A new study has found that men are less likely to go for early screening unless they have a wife or significant other living with them.
The research team from University of Michigan has found that men are less likely to go for early screening unless they have a wife or significant other living with them.
"In terms of motivating people to get screened, there may be benefit in targeting wives or significant others as well as men," said lead author Lauren P. Wallner, M.P.H., a graduate research associate at the University of Michigan.
During the study, the research team led by Wallner looked at 2,447 Caucasian men ages 40 years to 79 years from Olmstead County, Minnesota.
They were asked to complete a questionnaire regarding queries on family history of prostate cancer, concern about getting prostate cancer and marital status.
The findings revealed if men had a family history of prostate cancer, they were 50 percent more likely to be screened.
If men said they were worried about prostate cancer, they were nearly twice as likely to be screened.

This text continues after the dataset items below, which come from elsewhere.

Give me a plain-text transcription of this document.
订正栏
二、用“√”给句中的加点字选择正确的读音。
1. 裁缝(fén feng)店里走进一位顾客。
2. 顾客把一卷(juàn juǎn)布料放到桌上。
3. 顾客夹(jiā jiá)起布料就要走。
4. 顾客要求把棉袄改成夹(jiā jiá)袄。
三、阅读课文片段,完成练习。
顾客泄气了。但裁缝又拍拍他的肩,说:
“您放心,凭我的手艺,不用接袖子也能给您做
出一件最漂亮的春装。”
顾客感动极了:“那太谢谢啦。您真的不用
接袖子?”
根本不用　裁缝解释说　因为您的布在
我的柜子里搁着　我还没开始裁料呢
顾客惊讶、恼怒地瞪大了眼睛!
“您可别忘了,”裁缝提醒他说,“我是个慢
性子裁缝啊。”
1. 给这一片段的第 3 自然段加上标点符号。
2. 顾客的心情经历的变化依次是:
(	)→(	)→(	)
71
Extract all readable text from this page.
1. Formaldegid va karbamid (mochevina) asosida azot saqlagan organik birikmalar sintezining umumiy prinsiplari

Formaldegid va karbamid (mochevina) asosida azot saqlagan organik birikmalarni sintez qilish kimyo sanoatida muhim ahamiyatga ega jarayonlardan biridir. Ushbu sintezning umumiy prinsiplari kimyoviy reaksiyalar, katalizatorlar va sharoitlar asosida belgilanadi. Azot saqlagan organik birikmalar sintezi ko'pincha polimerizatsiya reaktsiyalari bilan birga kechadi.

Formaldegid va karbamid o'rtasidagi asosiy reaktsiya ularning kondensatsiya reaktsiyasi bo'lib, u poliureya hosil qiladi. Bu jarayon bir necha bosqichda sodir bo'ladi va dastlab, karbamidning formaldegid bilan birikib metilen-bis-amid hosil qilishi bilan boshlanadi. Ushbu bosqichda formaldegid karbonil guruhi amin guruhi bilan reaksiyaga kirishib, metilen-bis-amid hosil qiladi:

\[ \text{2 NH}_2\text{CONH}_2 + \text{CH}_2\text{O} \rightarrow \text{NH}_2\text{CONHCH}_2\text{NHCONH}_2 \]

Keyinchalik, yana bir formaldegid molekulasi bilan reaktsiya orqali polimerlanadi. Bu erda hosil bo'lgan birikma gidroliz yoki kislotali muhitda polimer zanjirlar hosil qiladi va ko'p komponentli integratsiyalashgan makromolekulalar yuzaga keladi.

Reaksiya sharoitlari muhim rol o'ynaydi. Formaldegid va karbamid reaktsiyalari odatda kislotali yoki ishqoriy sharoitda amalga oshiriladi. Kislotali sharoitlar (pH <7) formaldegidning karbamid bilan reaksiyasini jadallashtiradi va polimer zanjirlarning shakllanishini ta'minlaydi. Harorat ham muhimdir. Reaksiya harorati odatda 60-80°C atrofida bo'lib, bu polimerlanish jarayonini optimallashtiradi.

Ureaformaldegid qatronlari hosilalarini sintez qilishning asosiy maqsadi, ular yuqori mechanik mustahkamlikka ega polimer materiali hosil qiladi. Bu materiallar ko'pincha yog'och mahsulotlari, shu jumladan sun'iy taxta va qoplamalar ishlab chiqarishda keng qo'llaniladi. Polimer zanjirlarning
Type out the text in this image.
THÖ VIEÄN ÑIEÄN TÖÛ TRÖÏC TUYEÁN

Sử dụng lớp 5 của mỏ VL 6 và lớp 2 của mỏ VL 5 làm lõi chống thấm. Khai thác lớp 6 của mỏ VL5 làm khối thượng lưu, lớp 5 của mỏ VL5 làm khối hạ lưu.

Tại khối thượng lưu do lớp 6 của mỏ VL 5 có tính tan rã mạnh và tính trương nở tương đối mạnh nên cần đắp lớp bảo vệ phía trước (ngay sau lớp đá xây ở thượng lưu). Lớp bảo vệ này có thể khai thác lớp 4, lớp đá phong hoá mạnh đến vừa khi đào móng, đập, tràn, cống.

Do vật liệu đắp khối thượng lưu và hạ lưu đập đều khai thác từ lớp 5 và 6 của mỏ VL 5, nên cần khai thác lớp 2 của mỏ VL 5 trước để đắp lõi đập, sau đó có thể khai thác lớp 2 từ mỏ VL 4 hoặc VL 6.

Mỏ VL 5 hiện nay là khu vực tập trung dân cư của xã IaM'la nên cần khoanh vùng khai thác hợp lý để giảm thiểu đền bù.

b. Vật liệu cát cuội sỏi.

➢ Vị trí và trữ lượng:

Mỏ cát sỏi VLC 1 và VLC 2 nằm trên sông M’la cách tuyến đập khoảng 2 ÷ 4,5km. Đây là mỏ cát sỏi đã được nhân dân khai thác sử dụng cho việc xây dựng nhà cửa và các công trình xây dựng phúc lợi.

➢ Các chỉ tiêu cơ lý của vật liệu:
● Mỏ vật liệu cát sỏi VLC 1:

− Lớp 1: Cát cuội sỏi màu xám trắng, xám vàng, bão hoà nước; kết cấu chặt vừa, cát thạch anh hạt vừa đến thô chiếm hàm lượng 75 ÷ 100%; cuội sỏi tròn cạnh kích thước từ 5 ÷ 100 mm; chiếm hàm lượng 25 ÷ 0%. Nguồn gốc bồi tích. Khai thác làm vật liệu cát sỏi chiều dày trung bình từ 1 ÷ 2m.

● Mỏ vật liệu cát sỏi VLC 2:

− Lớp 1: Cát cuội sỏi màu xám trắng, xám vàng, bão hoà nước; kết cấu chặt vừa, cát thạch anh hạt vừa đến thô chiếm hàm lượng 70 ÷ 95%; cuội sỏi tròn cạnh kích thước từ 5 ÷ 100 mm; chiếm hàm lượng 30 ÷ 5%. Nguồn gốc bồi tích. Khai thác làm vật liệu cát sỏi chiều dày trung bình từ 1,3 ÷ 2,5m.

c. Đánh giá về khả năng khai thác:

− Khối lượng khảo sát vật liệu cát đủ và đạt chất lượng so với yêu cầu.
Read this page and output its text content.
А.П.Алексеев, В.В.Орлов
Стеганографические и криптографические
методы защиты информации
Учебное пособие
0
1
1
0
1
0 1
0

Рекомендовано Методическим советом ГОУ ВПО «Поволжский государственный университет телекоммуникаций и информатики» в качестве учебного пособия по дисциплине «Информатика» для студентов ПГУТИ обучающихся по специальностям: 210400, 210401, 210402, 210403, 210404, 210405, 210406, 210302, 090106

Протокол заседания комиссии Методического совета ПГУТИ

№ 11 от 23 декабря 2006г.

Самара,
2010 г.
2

While the likelihood of men with a family history to get screened decreased if they lived alone.
On the whole, men who lived alone were 40 percent less likely to be screened than those who were married or had a significant other in their home.
Wallner said the study did not assess what caused a married man to be more likely to be screened.
She also said that further studies would need to examine this effect.
The study is published in Cancer Epidemiology, Biomarkers and Prevention, a journal of the American Association for Cancer Research.